Mercredi 18 décembre 2013

Elle et moi

Trois mois aujourd'hui. Le regard étonné des premiers jours s'est transformé en regard amusé. Petit sourire en coin et minuscule langue rose au bord des lèvres : la Crevette semble rire de mes propres sourires et mimiques appuyées. Désormais, elle met ses doigts à la bouche et essaie d'attraper son pouce. Ou bien elle soulève sa tête et le haut de son corps, arquant ses bras comme si elle portait des poids. Je dis, Regarde elle fait le gros dur. Ou bien je dis, Regarde elle rigole. Je dis encore, Mais regarde donc elle sourit. Son père pianote sur son ordinateur et ne lève même pas la tête. Quand il finit par venir nous voir sur le canapé, la Crevette ne sourit plus et a repris son air sérieux. Tant pis, raté. Mais O. attrape la Crevette qui passe de bras en bras, comme un lourd paquet. O. dit, Baba ça va ? Et moi, comme à chaque fois, je m'étonne. O. est le Baba de la Sardine mais aussi de la Crevette. Il est deux fois Papa comme moi je suis deux fois Maman. Et trois mois après, je n'en reviens toujours pas.

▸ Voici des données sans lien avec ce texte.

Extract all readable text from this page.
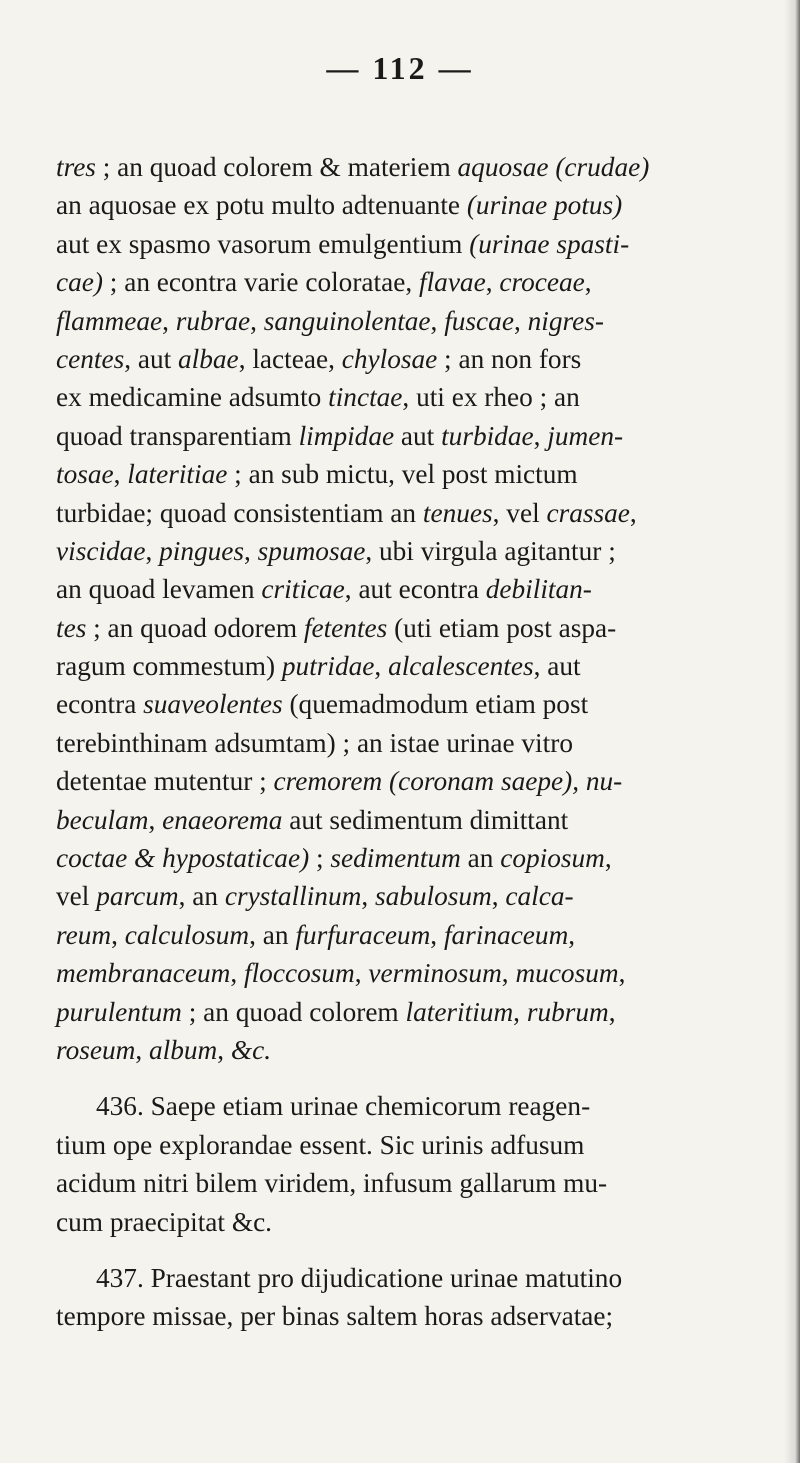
— 112 —
tres ; an quoad colorem & materiem aquosae (crudae)
an aquosae ex potu multo adtenuante (urinae potus)
aut ex spasmo vasorum emulgentium (urinae spasti-
cae) ; an econtra varie coloratae, flavae, croceae,
flammeae, rubrae, sanguinolentae, fuscae, nigres-
centes, aut albae, lacteae, chylosae ; an non fors
ex medicamine adsumto tinctae, uti ex rheo ; an
quoad transparentiam limpidae aut turbidae, jumen-
tosae, lateritiae ; an sub mictu, vel post mictum
turbidae; quoad consistentiam an tenues, vel crassae,
viscidae, pingues, spumosae, ubi virgula agitantur ;
an quoad levamen criticae, aut econtra debilitan-
tes ; an quoad odorem fetentes (uti etiam post aspa-
ragum commestum) putridae, alcalescentes, aut
econtra suaveolentes (quemadmodum etiam post
terebinthinam adsumtam) ; an istae urinae vitro
detentae mutentur ; cremorem (coronam saepe), nu-
beculam, enaeorema aut sedimentum dimittant
coctae & hypostaticae) ; sedimentum an copiosum,
vel parcum, an crystallinum, sabulosum, calca-
reum, calculosum, an furfuraceum, farinaceum,
membranaceum, floccosum, verminosum, mucosum,
purulentum ; an quoad colorem lateritium, rubrum,
roseum, album, &c.
436. Saepe etiam urinae chemicorum reagen-
tium ope explorandae essent. Sic urinis adfusum
acidum nitri bilem viridem, infusum gallarum mu-
cum praecipitat &c.
437. Praestant pro dijudicatione urinae matutino
tempore missae, per binas saltem horas adservatae;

Trois mois peau à peau, à bras le corps. Nous vivons l'une sur l'autre. Son rythme est le mien. Les jours passent, lents et rapides à la fois, emprunts de douceur, de chaleur et de l'odeur un peu âcre du lait qui a séché sur un bavoir oublié. J'ai accepté l'idée de ne rien faire de mes journées. Ne rien faire d'autre qu'aimer ce petit bout de chair rose qui a toujours une goutte de lait qui perle à ses lèvres. Ne rien faire d'autre qu'être une maman à plein temps, paresseuse et indolente souvent, fatiguée et courbaturée parfois, émerveillée et incrédule toujours. Sur mon agenda, à la date du 30 décembre, j'ai inscrit "Date officielle fin congé mat'". A chaque fois que je tombe sur cette inscription manuscrite, je souris, caressant doucement ma chance. Ma chance de pouvoir allonger l'officiel de deux longs mois supplémentaires. La Crevette et moi, on va jouer les prolongations. Presque deux mois et demi encore à se lover l'une contre l'autre et à regarder les heures qui s'écoulent dans la chaleur de l'appartement un peu trop chauffé. Presque deux mois et demi à l'avoir rien que pour moi, maman exclusive et égoïste.

Toutes les deux, on regarde les téléfilms de Noëls de M6, on se gave l'une de lait, l'autre de chocolat, et on repousse le chat qui veut s'incruster sur le coussin d'allaitement. Le matin, souvent, on sort. La poussette ou le porte-bébé, selon s'il a fallu ou pas accompagner la grande à l'école ou chez sa nounou. Je m'invente des tâches ou des échéances – aller à la pharmacie, passer à la banque déposer un chèque, acheter des croquettes pour chat, visiter le chantier de la maison. Je traîne à l'épicerie bio et je prends l'ascenseur pour monter au premier étage de la bibliothèque. Je commande un plateau-repas chez le charcutier ou j'achète des nouilles sautées chez le traiteur asiatique. Je farfouille dans les grands bacs des fripiers du marché et j'achète un bonnet à pompon pour la Sardine ou un petit pantalon en velours pour la Crevette. Lorsque je rentre, j'essaie de déposer la Crevette endormie dans son lit, mais je sais que j'y parviens rarement sans qu'elle se réveille. D'une tétée à l'autre, la journée déjà bien entamée s'écoule. Je sais que bientôt il sera 17 h et que le jour aura déjà commencé de tomber. Je sais qu'il sera déjà l'heure d'aller chercher la Sardine ou bien je l'entendrai taper du pied dans l'entrée, suivie de son père jetant son manteau au porte-manteau.

Trois mois nonchalants pour apprendre à s'aimer et à ne plus pouvoir se passer l'une de l'autre. Trois mois paresseux pour se connaître par cœur et prolonger le jeu de poupées russes de la grossesse. Trois mois un peu longs aussi pour s'ennuyer et se sentir parfois un peu trop seule. Et pourtant je suis si heureuse que ces trois mois se prolongent de presque deux mois et demi. Elle et moi. Elle rien que pour moi.